When he died, Leander left the property to the town for use as a hospital or a park, creating an opportunity for Dr. Clement K. Heberle to convert the estate into his Restcroft hospital in 1932. The sanitarium hospital, specializing in treating rheumatoid arthritis, stayed open for a mere six years. Still, that was long enough to leave an impression on the young Dick Heberle, the doctor’s son.
Now in his early 80s and living in Daytona Beach, Heberle still visits Rockport and the park. But, trees and shrubs have encroached on the property Heberle remembers as a hospital. That’s why the historical society, before Heberle’s next visit in October, plans to tidy up the property and hopes to create a granite plaque memorializing Haskins, the man who donated the land used by Heberle’s father.
“He deserves to be remembered for what he did for the town,” Legg said, also citing Haskins’s donations to Carnegie Library and a handful of churches of various sects, and his creation of a scholarship fund for Rockport High School graduates.
Paired with Haskins’ generosity, Heberle’s passion for the land and the comfort he takes in visits, further sparked the historical society’s involvement, Legg said.
“I never anticipated being this involved with this project,” Legg said. “It’s (Heberle’s) emotional attachment, combined with the historic background driving the project.”
A spruce tree, just a dot in aerial photographs from Heberle’s childhood, now rises far above trees in the Dogtown forest behind it. Dried leaves and crumpled brush mash against the stone wall, an original aspect of the property, and overgrown brush sprawls over the field’s edges. The property, once a 70-acre lot, has shrunk under the pressure of an expanding forest surrounding it.
When the society began looking for people to clear the brush, rake the leaves and repair the land, a handful of volunteers stepped forward to volunteer for a cleanup on Saturday, Sept. 22. Other groups, including Boy Scouts who use the land occasionally for scouting activities may also pitch in.
“We’re hoping to involve a big group,” Legg said. “It’s nice to start something and get enough people enthused to make a project of it.”
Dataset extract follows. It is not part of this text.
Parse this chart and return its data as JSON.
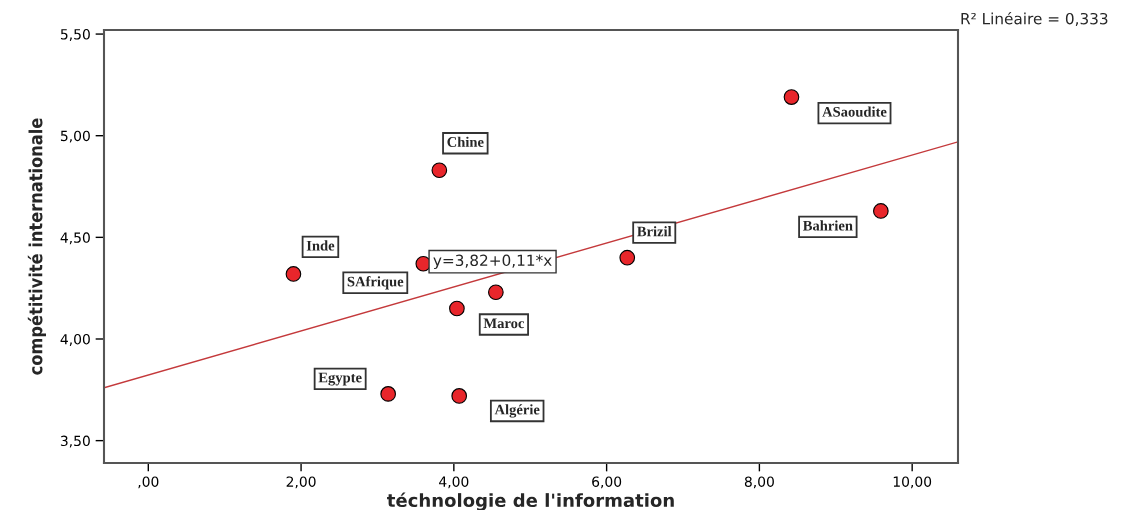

Since the society intends to complete the project with little to no taxpayer funds, the group will rely heavily on volunteers to restore and maintain the area. Still, Legg said, it’s clear the park is not in total disarray.
Thursday, two women shared a picnic table bench beneath a tree’s shade, one resting her cane against the bench. Their dogs chased each other around the property’s historic circular mounds of rocks.
“It’s enjoyed now, and it’s used now, and the idea is let’s keep it that way,” Legg said. “I’m hoping it will be a place that Rockport can be proud of.”